A simple format that can be viewed in excel. Really easy to see in text editor, contains only one table. Lets look at an example CSV file. Here is some data on expenditures in the U.S. House of Representatives:
https://projects.propublica.org/represent/expenditures
Grab a file
wget https://projects.propublica.org/congress/assets/staffers/2017Q1-house-disburse-detail.csv
If running wget tells you "command not found", install it using brew install wget
on Mac or sudo apt-get install wget
for Ubuntu.
Take a look
head 2017Q1-house-disburse-detail.csv
wc -l 2017Q1-house-disburse-detail.csv
Find something
cat 2017Q1-house-disburse-detail.csv | grep WATER
Where did the header go?
curl "https://projects.propublica.org/congress/assets/staffers/2017Q1-house-disburse-detail.csv" | egrep -i "water|bioguide" > water.txt
cat water.txt| csvstat
https://csvkit.readthedocs.io/en/1.0.1/. This program is its both a command line interface (CLI) and a python package.

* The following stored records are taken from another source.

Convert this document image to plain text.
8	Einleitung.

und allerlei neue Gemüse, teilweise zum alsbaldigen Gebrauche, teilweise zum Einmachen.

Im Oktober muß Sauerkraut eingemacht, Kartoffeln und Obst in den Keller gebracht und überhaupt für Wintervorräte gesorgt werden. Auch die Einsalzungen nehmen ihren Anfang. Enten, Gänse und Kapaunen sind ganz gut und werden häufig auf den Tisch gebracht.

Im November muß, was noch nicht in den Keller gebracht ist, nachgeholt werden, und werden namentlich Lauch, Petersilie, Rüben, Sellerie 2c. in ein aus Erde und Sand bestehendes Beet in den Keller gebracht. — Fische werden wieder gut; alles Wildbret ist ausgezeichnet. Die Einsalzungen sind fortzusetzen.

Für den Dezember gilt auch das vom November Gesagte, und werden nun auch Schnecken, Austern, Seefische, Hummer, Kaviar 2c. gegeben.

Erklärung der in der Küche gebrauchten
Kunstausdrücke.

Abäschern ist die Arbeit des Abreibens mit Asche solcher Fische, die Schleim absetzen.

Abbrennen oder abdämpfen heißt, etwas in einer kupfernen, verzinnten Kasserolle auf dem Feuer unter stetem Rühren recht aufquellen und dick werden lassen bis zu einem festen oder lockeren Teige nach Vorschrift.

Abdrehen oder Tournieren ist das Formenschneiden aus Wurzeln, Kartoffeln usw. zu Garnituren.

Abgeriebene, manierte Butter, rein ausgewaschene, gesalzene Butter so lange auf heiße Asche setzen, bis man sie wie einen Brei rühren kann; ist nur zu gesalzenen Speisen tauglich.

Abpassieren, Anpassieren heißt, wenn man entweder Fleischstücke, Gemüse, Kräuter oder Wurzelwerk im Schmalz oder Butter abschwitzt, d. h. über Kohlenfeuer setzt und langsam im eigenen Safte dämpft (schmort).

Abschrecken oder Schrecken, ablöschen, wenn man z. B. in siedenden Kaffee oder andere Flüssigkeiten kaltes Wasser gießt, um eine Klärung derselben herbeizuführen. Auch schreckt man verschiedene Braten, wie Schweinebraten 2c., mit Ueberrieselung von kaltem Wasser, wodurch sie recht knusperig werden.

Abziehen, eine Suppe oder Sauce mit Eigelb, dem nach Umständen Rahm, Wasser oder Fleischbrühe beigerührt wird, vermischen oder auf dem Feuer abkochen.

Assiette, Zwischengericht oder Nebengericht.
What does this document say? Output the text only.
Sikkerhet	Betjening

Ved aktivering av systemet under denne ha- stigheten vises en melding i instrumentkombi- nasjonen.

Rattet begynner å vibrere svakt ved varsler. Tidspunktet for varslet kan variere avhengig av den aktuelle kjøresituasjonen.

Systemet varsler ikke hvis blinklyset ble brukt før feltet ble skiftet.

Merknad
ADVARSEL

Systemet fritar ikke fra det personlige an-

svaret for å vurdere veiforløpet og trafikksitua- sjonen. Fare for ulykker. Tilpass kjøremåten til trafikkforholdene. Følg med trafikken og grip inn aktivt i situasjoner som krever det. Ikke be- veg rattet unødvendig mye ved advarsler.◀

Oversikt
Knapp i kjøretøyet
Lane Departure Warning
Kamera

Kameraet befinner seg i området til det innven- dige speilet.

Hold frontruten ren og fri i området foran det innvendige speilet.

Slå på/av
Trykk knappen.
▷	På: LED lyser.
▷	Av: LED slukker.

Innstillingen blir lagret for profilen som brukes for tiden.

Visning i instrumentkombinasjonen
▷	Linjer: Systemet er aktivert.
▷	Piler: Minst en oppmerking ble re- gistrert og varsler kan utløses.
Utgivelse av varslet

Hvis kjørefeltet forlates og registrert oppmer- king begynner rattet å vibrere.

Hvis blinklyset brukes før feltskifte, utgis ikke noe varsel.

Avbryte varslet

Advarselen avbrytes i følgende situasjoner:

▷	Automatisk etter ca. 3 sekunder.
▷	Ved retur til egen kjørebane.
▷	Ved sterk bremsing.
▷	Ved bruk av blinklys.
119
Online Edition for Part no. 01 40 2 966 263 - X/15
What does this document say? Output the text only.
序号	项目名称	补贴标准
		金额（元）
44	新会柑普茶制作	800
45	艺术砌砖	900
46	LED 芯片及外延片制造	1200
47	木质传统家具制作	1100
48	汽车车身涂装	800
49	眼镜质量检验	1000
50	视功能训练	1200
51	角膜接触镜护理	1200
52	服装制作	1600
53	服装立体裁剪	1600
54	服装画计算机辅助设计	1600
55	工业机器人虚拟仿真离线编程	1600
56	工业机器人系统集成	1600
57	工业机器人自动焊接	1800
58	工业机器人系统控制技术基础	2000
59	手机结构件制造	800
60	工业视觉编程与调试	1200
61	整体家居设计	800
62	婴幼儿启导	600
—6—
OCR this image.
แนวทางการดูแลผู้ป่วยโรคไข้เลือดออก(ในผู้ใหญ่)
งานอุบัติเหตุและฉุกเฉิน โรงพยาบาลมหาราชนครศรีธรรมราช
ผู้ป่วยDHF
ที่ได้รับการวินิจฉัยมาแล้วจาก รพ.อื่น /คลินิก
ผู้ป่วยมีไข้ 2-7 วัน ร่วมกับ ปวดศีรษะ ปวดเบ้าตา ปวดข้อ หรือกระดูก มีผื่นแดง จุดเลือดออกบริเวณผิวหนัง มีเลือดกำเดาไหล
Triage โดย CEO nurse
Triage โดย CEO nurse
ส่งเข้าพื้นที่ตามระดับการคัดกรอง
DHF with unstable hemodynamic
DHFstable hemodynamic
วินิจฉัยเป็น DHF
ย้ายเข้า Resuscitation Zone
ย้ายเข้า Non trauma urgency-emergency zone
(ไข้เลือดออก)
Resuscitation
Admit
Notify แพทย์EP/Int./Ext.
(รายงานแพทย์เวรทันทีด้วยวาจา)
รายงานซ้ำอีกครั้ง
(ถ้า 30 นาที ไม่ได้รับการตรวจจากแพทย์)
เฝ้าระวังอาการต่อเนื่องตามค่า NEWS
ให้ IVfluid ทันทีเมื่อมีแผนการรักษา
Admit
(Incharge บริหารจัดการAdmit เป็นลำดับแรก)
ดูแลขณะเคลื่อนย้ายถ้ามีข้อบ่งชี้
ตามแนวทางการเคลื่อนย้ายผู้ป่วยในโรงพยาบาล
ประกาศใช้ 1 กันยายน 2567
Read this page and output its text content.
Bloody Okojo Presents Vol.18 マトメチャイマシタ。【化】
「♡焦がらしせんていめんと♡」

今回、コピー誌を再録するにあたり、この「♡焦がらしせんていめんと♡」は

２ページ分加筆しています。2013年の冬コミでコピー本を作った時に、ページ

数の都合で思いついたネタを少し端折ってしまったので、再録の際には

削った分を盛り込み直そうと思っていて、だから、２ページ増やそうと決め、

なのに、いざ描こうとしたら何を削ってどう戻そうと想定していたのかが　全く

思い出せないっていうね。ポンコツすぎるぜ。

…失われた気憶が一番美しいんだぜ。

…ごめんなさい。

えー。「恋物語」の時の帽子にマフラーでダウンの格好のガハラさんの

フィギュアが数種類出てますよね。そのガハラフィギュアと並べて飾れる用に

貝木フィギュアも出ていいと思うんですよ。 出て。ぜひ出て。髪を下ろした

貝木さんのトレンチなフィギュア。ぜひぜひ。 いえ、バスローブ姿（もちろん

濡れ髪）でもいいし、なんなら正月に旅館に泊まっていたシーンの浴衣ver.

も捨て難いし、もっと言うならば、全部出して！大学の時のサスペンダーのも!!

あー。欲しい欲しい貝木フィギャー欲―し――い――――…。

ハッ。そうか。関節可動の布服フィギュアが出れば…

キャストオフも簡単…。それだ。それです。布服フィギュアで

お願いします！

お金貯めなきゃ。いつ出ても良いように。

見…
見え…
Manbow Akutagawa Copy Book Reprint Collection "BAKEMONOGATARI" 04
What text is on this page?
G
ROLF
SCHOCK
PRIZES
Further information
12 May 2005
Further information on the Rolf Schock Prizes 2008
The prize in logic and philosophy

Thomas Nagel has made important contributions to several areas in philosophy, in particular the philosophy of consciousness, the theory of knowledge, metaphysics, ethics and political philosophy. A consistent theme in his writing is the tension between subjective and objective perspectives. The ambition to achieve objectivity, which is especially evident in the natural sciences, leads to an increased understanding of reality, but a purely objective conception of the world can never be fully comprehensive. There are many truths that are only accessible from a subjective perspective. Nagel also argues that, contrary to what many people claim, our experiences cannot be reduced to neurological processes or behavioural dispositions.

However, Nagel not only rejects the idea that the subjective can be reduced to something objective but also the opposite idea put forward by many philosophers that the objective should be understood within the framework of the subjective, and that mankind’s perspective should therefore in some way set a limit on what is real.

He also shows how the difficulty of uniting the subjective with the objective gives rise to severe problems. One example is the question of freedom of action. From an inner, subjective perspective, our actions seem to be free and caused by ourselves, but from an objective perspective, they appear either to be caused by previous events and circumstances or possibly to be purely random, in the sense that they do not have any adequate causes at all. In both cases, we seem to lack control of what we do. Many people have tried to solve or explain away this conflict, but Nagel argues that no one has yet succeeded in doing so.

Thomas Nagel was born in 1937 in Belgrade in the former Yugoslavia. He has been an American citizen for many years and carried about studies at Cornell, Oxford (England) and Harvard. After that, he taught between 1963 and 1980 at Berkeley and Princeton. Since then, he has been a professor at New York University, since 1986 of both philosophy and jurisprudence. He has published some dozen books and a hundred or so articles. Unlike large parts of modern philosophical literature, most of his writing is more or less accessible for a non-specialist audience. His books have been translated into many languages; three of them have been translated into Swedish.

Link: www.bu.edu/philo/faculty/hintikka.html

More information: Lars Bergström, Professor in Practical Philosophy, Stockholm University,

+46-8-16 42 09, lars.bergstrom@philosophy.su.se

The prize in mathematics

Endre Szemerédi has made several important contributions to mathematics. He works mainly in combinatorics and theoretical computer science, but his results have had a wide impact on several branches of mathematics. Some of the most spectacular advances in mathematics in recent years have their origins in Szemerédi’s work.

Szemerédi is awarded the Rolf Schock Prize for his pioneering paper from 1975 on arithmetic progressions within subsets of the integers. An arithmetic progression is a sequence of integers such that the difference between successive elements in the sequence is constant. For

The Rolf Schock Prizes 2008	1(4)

It helps parse CSVs cleanly.
pip3 install csvkit
Now we can search within a column
cat 2017Q1-house-disburse-detail.csv | csvgrep -c OFFICE -m WATER > spending_by_waters_office.csv
cat spending_by_waters_office.csv |csvstat
cat 2017Q1-house-disburse-detail.csv | csvgrep -c PURPOSE -m WATER > spending_on_water.csv
cat spending_on_water.csv | csvstat
Hmm...who is spending so much on water?
cat spending_on_water.csv | grep "40333.33"
in2csv roster.xlsx | csvstat
in2csv roster.xlsx | csvcut -c 9 | tail -n +2 | awk '{gsub("\"", "")}1' | cut -d'|' -f 1 | sed 's/^[ \t]*//;s/[ \t]*$//' | sort | uniq -c
- Reproducability
- Portability
- Transparancy
- To be obnioxious
- Simplicity and ease of use. Once you're comfortable with this, its easier sometimes to use the command line for simple cleaning operations before piping to file and starting the real analysis.